The PJ Tatler

US Libya policy ping-pongs over the abyss

According to President Obama in his speech Monday night, the United States pulled together a coalition to act in Libya when it became clear that Gaddafi’s forces were about to overrun rebels in Benghazi and massacre the people of that city. Obama refused, he said, to wait for the images of mass slaughter before acting. So hastily passed UN resolution in hand, first the French and then the US and British launched strikes, and soon the rebels took the offensive and Gaddafi’s forces reeled. Now a few days later, the offensive shoe is on the other foot and it’s the rebels who are in retreat as Gaddafi’s troops retake land lost just a few days back.

The combatants could remain in this back and forth contest for a while, and now there’s word that we (the US and NATO) are contemplating directly arming the rebels. But there may be a problem with that.

The lesson of the past week, however, is that the rebels don’t need arms so much as technical and tactical training in how to use them, the creation of some kind of communications network, and a command structure that might help them become a cohesive fighting force.

The panicked flight of Qaddafi’s army from Ajdabiya this weekend in the wake of heavy airstrikes left behind rifle ammunition, mortars, and the means to fire them, as well as less precise stand-off weapons like the Grad rockets, adding to the similar weapons the rebels had already taken from former Qaddafi weapons depots in the east.

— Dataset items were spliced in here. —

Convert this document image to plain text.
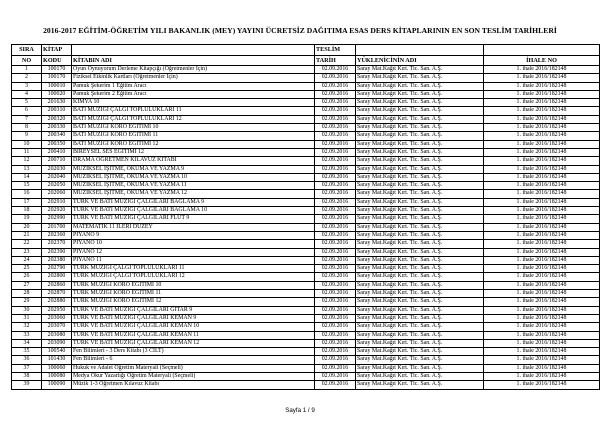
2016-2017 EĞİTİM-ÖĞRETİM YILI BAKANLIK (MEY) YAYINI ÜCRETSİZ DAĞITIMA ESAS DERS KİTAPLARININ EN SON TESLİM TARİHLERİ
SIRA	KİTAP		TESLİM		
NO	KODU	KİTABIN ADI	TARİH	YÜKLENİCİNİN ADI	İHALE NO
1	100170	Oyun Oynuyorum Derleme Kitapçığı (Öğretmenler İçin)	02.09.2016	Saray Mat.Kağıt Kırt. Tic. San. A.Ş.	1. ihale 2016/182148
2	100170	Fiziksel Etkinlik Kartları (Öğretmenler İçin)	02.09.2016	Saray Mat.Kağıt Kırt. Tic. San. A.Ş.	1. ihale 2016/182148
3	100010	Pamuk Şekerim 1 Eğitim Aracı	02.09.2016	Saray Mat.Kağıt Kırt. Tic. San. A.Ş.	1. ihale 2016/182148
4	100020	Pamuk Şekerim 2 Eğitim Aracı	02.09.2016	Saray Mat.Kağıt Kırt. Tic. San. A.Ş.	1. ihale 2016/182148
5	201630	KİMYA 10	02.09.2016	Saray Mat.Kağıt Kırt. Tic. San. A.Ş.	1. ihale 2016/182148
6	200310	BATI MÜZİĞİ ÇALGI TOPLULUKLARI 11	02.09.2016	Saray Mat.Kağıt Kırt. Tic. San. A.Ş.	1. ihale 2016/182148
7	200320	BATI MÜZİĞİ ÇALGI TOPLULUKLARI 12	02.09.2016	Saray Mat.Kağıt Kırt. Tic. San. A.Ş.	1. ihale 2016/182148
8	200330	BATI MÜZİĞİ KORO EĞİTİMİ 10	02.09.2016	Saray Mat.Kağıt Kırt. Tic. San. A.Ş.	1. ihale 2016/182148
9	200340	BATI MÜZİĞİ KORO EĞİTİMİ 11	02.09.2016	Saray Mat.Kağıt Kırt. Tic. San. A.Ş.	1. ihale 2016/182148
10	200350	BATI MÜZİĞİ KORO EĞİTİMİ 12	02.09.2016	Saray Mat.Kağıt Kırt. Tic. San. A.Ş.	1. ihale 2016/182148
11	200410	BİREYSEL SES EĞİTİMİ 12	02.09.2016	Saray Mat.Kağıt Kırt. Tic. San. A.Ş.	1. ihale 2016/182148
12	200710	DRAMA ÖĞRETMEN KILAVUZ KİTABI	02.09.2016	Saray Mat.Kağıt Kırt. Tic. San. A.Ş.	1. ihale 2016/182148
13	202030	MÜZİKSEL İŞİTME, OKUMA VE YAZMA 9	02.09.2016	Saray Mat.Kağıt Kırt. Tic. San. A.Ş.	1. ihale 2016/182148
14	202040	MÜZİKSEL İŞİTME, OKUMA VE YAZMA 10	02.09.2016	Saray Mat.Kağıt Kırt. Tic. San. A.Ş.	1. ihale 2016/182148
15	202050	MÜZİKSEL İŞİTME, OKUMA VE YAZMA 11	02.09.2016	Saray Mat.Kağıt Kırt. Tic. San. A.Ş.	1. ihale 2016/182148
16	202060	MÜZİKSEL İŞİTME, OKUMA VE YAZMA 12	02.09.2016	Saray Mat.Kağıt Kırt. Tic. San. A.Ş.	1. ihale 2016/182148
17	202910	TÜRK VE BATI MÜZİĞİ ÇALGILARI BAĞLAMA 9	02.09.2016	Saray Mat.Kağıt Kırt. Tic. San. A.Ş.	1. ihale 2016/182148
18	202920	TÜRK VE BATI MÜZİĞİ ÇALGILARI BAĞLAMA 10	02.09.2016	Saray Mat.Kağıt Kırt. Tic. San. A.Ş.	1. ihale 2016/182148
19	202990	TÜRK VE BATI MÜZİĞİ ÇALGILARI FLÜT 9	02.09.2016	Saray Mat.Kağıt Kırt. Tic. San. A.Ş.	1. ihale 2016/182148
20	201700	MATEMATİK 11 İLERİ DÜZEY	02.09.2016	Saray Mat.Kağıt Kırt. Tic. San. A.Ş.	1. ihale 2016/182148
21	202360	PİYANO 9	02.09.2016	Saray Mat.Kağıt Kırt. Tic. San. A.Ş.	1. ihale 2016/182148
22	202370	PİYANO 10	02.09.2016	Saray Mat.Kağıt Kırt. Tic. San. A.Ş.	1. ihale 2016/182148
23	202390	PİYANO 12	02.09.2016	Saray Mat.Kağıt Kırt. Tic. San. A.Ş.	1. ihale 2016/182148
24	202380	PİYANO 11	02.09.2016	Saray Mat.Kağıt Kırt. Tic. San. A.Ş.	1. ihale 2016/182148
25	202790	TÜRK MÜZİĞİ ÇALGI TOPLULUKLARI 11	02.09.2016	Saray Mat.Kağıt Kırt. Tic. San. A.Ş.	1. ihale 2016/182148
26	202800	TÜRK MÜZİĞİ ÇALGI TOPLULUKLARI 12	02.09.2016	Saray Mat.Kağıt Kırt. Tic. San. A.Ş.	1. ihale 2016/182148
27	202860	TÜRK MÜZİĞİ KORO EĞİTİMİ 10	02.09.2016	Saray Mat.Kağıt Kırt. Tic. San. A.Ş.	1. ihale 2016/182148
28	202870	TÜRK MÜZİĞİ KORO EĞİTİMİ 11	02.09.2016	Saray Mat.Kağıt Kırt. Tic. San. A.Ş.	1. ihale 2016/182148
29	202880	TÜRK MÜZİĞİ KORO EĞİTİMİ 12	02.09.2016	Saray Mat.Kağıt Kırt. Tic. San. A.Ş.	1. ihale 2016/182148
30	202950	TÜRK VE BATI MÜZİĞİ ÇALGILARI GİTAR 9	02.09.2016	Saray Mat.Kağıt Kırt. Tic. San. A.Ş.	1. ihale 2016/182148
31	203060	TÜRK VE BATI MÜZİĞİ ÇALGILARI KEMAN 9	02.09.2016	Saray Mat.Kağıt Kırt. Tic. San. A.Ş.	1. ihale 2016/182148
32	203070	TÜRK VE BATI MÜZİĞİ ÇALGILARI KEMAN 10	02.09.2016	Saray Mat.Kağıt Kırt. Tic. San. A.Ş.	1. ihale 2016/182148
33	203080	TÜRK VE BATI MÜZİĞİ ÇALGILARI KEMAN 11	02.09.2016	Saray Mat.Kağıt Kırt. Tic. San. A.Ş.	1. ihale 2016/182148
34	203090	TÜRK VE BATI MÜZİĞİ ÇALGILARI KEMAN 12	02.09.2016	Saray Mat.Kağıt Kırt. Tic. San. A.Ş.	1. ihale 2016/182148
35	100540	Fen Bilimleri - 3 Ders Kitabı (3 CİLT)	02.09.2016	Saray Mat.Kağıt Kırt. Tic. San. A.Ş.	1. ihale 2016/182148
36	101430	Fen Bilimleri - 6	02.09.2016	Saray Mat.Kağıt Kırt. Tic. San. A.Ş.	1. ihale 2016/182148
37	100060	Hukuk ve Adalet Öğretim Materyali (Seçmeli)	02.09.2016	Saray Mat.Kağıt Kırt. Tic. San. A.Ş.	1. ihale 2016/182148
38	100080	Medya Okur Yazarlığı Öğretim Materyali (Seçmeli)	02.09.2016	Saray Mat.Kağıt Kırt. Tic. San. A.Ş.	1. ihale 2016/182148
39	100090	Müzik 1-3 Öğretmen Kılavuz Kitabı	02.09.2016	Saray Mat.Kağıt Kırt. Tic. San. A.Ş.	1. ihale 2016/182148
Sayfa 1 / 9
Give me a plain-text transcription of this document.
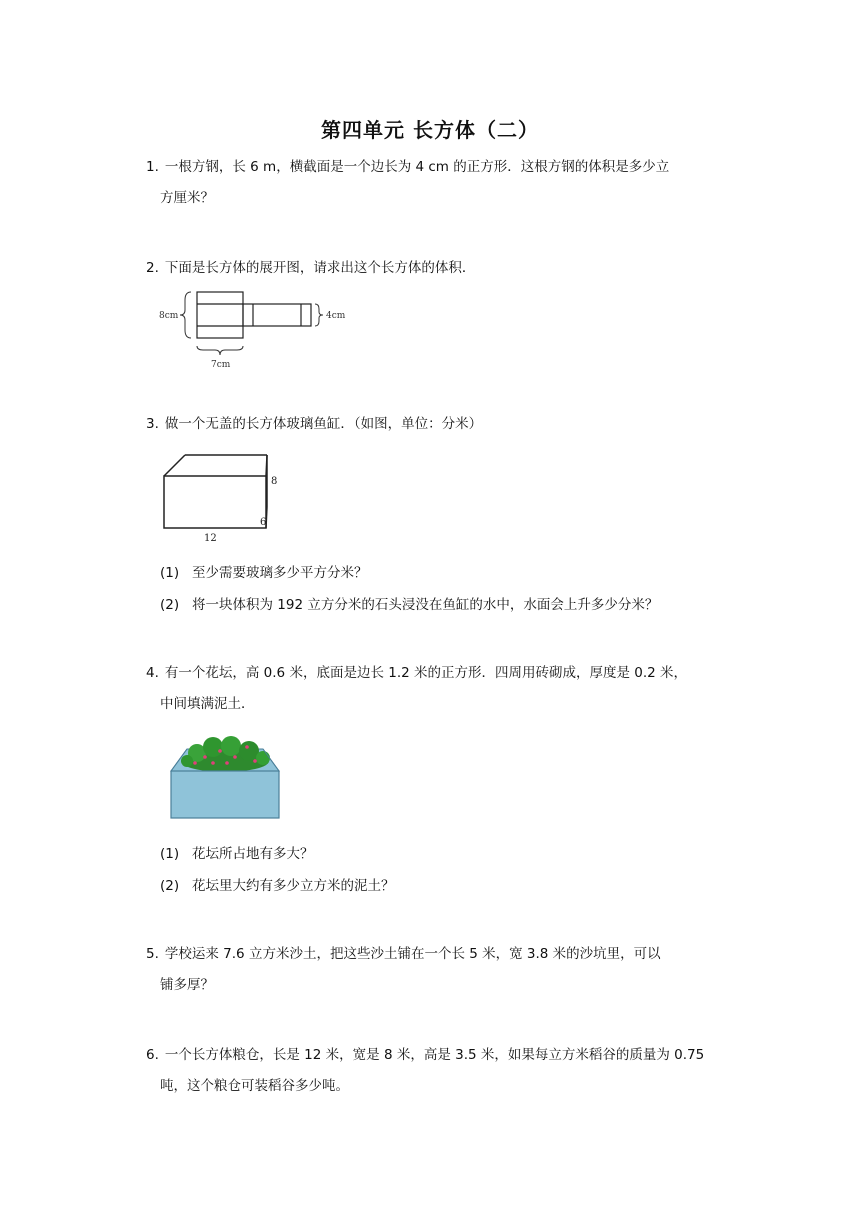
第四单元 长方体（二）
1. 一根方钢，长 6 m，横截面是一个边长为 4 cm 的正方形．这根方钢的体积是多少立
方厘米？
2. 下面是长方体的展开图，请求出这个长方体的体积．
8cm	4cm
7cm
3. 做一个无盖的长方体玻璃鱼缸．（如图，单位：分米）
8
6
12
(1) 至少需要玻璃多少平方分米？
(2) 将一块体积为 192 立方分米的石头浸没在鱼缸的水中，水面会上升多少分米？
4. 有一个花坛，高 0.6 米，底面是边长 1.2 米的正方形．四周用砖砌成，厚度是 0.2 米，
中间填满泥土．
(1) 花坛所占地有多大？
(2) 花坛里大约有多少立方米的泥土？
5. 学校运来 7.6 立方米沙土，把这些沙土铺在一个长 5 米，宽 3.8 米的沙坑里，可以
铺多厚？
6. 一个长方体粮仓，长是 12 米，宽是 8 米，高是 3.5 米，如果每立方米稻谷的质量为 0.75
吨，这个粮仓可装稻谷多少吨。
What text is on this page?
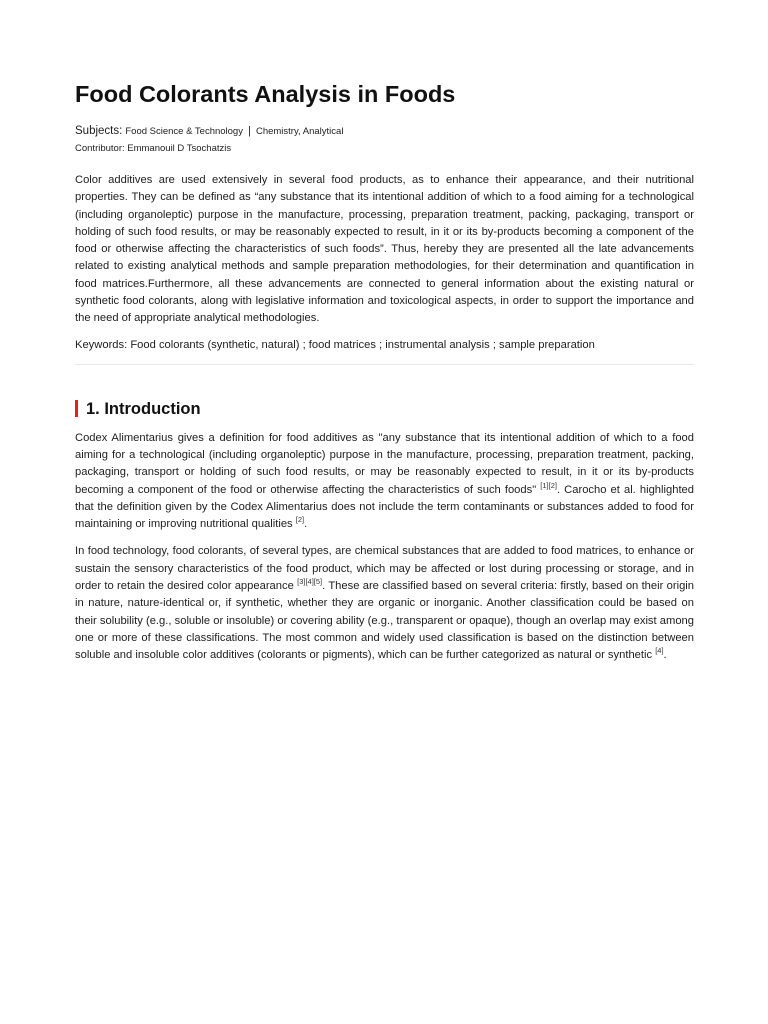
Food Colorants Analysis in Foods
Subjects: Food Science & Technology | Chemistry, Analytical
Contributor: Emmanouil D Tsochatzis

Color additives are used extensively in several food products, as to enhance their appearance, and their nutritional properties. They can be defined as “any substance that its intentional addition of which to a food aiming for a technological (including organoleptic) purpose in the manufacture, processing, preparation treatment, packing, packaging, transport or holding of such food results, or may be reasonably expected to result, in it or its by-products becoming a component of the food or otherwise affecting the characteristics of such foods”. Thus, hereby they are presented all the late advancements related to existing analytical methods and sample preparation methodologies, for their determination and quantification in food matrices.Furthermore, all these advancements are connected to general information about the existing natural or synthetic food colorants, along with legislative information and toxicological aspects, in order to support the importance and the need of appropriate analytical methodologies.

Keywords: Food colorants (synthetic, natural) ; food matrices ; instrumental analysis ; sample preparation
1. Introduction

Codex Alimentarius gives a definition for food additives as "any substance that its intentional addition of which to a food aiming for a technological (including organoleptic) purpose in the manufacture, processing, preparation treatment, packing, packaging, transport or holding of such food results, or may be reasonably expected to result, in it or its by-products becoming a component of the food or otherwise affecting the characteristics of such foods" [1][2]. Carocho et al. highlighted that the definition given by the Codex Alimentarius does not include the term contaminants or substances added to food for maintaining or improving nutritional qualities [2].

In food technology, food colorants, of several types, are chemical substances that are added to food matrices, to enhance or sustain the sensory characteristics of the food product, which may be affected or lost during processing or storage, and in order to retain the desired color appearance [3][4][5]. These are classified based on several criteria: firstly, based on their origin in nature, nature-identical or, if synthetic, whether they are organic or inorganic. Another classification could be based on their solubility (e.g., soluble or insoluble) or covering ability (e.g., transparent or opaque), though an overlap may exist among one or more of these classifications. The most common and widely used classification is based on the distinction between soluble and insoluble color additives (colorants or pigments), which can be further categorized as natural or synthetic [4].
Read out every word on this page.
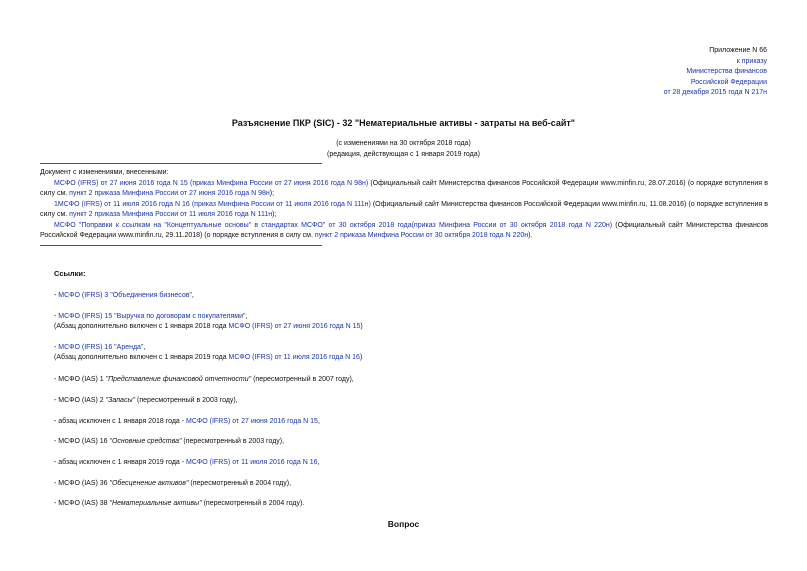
Приложение N 66
к приказу
Министерства финансов
Российской Федерации
от 28 декабря 2015 года N 217н
Разъяснение ПКР (SIC) - 32 "Нематериальные активы - затраты на веб-сайт"
(с изменениями на 30 октября 2018 года)
(редакция, действующая с 1 января 2019 года)

Документ с изменениями, внесенными:

МСФО (IFRS) от 27 июня 2016 года N 15 (приказ Минфина России от 27 июня 2016 года N 98н) (Официальный сайт Министерства финансов Российской Федерации www.minfin.ru, 28.07.2016) (о порядке вступления в силу см. пункт 2 приказа Минфина России от 27 июня 2016 года N 98н);

1МСФО (IFRS) от 11 июля 2016 года N 16 (приказ Минфина России от 11 июля 2016 года N 111н) (Официальный сайт Министерства финансов Российской Федерации www.minfin.ru, 11.08.2016) (о порядке вступления в силу см. пункт 2 приказа Минфина России от 11 июля 2016 года N 111н);

МСФО "Поправки к ссылкам на "Концептуальные основы" в стандартах МСФО" от 30 октября 2018 года(приказ Минфина России от 30 октября 2018 года N 220н) (Официальный сайт Министерства финансов Российской Федерации www.minfin.ru, 29.11.2018) (о порядке вступления в силу см. пункт 2 приказа Минфина России от 30 октября 2018 года N 220н).

Ссылки:
- МСФО (IFRS) 3 "Объединения бизнесов",
- МСФО (IFRS) 15 "Выручка по договорам с покупателями",
(Абзац дополнительно включен с 1 января 2018 года МСФО (IFRS) от 27 июня 2016 года N 15)
- МСФО (IFRS) 16 "Аренда",
(Абзац дополнительно включен с 1 января 2019 года МСФО (IFRS) от 11 июля 2016 года N 16)
- МСФО (IAS) 1 "Представление финансовой отчетности" (пересмотренный в 2007 году),
- МСФО (IAS) 2 "Запасы" (пересмотренный в 2003 году),
- абзац исключен с 1 января 2018 года - МСФО (IFRS) от 27 июня 2016 года N 15,
- МСФО (IAS) 16 "Основные средства" (пересмотренный в 2003 году),
- абзац исключен с 1 января 2019 года - МСФО (IFRS) от 11 июля 2016 года N 16,
- МСФО (IAS) 36 "Обесценение активов" (пересмотренный в 2004 году),
- МСФО (IAS) 38 "Нематериальные активы" (пересмотренный в 2004 году).
Вопрос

The problem is that rebels have shown little ability to use these weapons effectively so far, either with accurate firing or by maneuvering themselves into safe firing positions.

What the rebels lack is tactical training and modern command and control. The lack of tactical training means a whole lot of them will be killed out of stupidity rather than competence on the other side, while the lack of command and control means the fog of war will be a great deal thicker than it has to be. They don’t stand much of a chance of winning without both plus real coordination with Western air power.

An obvious solution presents itself, but it’s a solution that haunts American history and that Obama has already ruled out: Inserting Americans into Libya to train them. President Obama has both promised that there will be no US boots on the ground there, and that our official military policy sticks to the UN mandate, which isn’t to defeat Gaddafi but to protect civilians. Any suggestion of providing advisers or trainers to assist in a foreign civil war carries ghosts of Vietnam and to a lesser extent Afghanistan.

We could get around the “no boots no the ground” commitment by moving the training to a nearby country, but oopsie, we just helped push one of our strongest regional allies out of power and the rest of the potential training grounds in the region aren’t exactly in a position to help us train anti-government rebels.  Well, other than Iraq, an ally now in spite of Obama’s longstanding policies and from which we’re already withdrawing. The thought of moving Libyan rebels, many of whom may be al Qaeda, to Iraq, which has suffered from al Qaeda violence for years, to train them in modern combat tactics to take down Gaddafi seems like insanity on stilts.

The NATO coalition, which is really the US coalition with the veneer of robust partnership, is fast running out of options. And though we know what defeat looks like — Gaddafi staying in power and in a position to massacre his own people and perhaps return to international terrorism — we don’t really know what victory looks like. Victory could look like Libya turning into a full blown democracy, which seems highly unlikely, or turning into a failed state along the lines of Somalia that will become a haven for terrorists and Mediterranean pirates, which seems much more likely.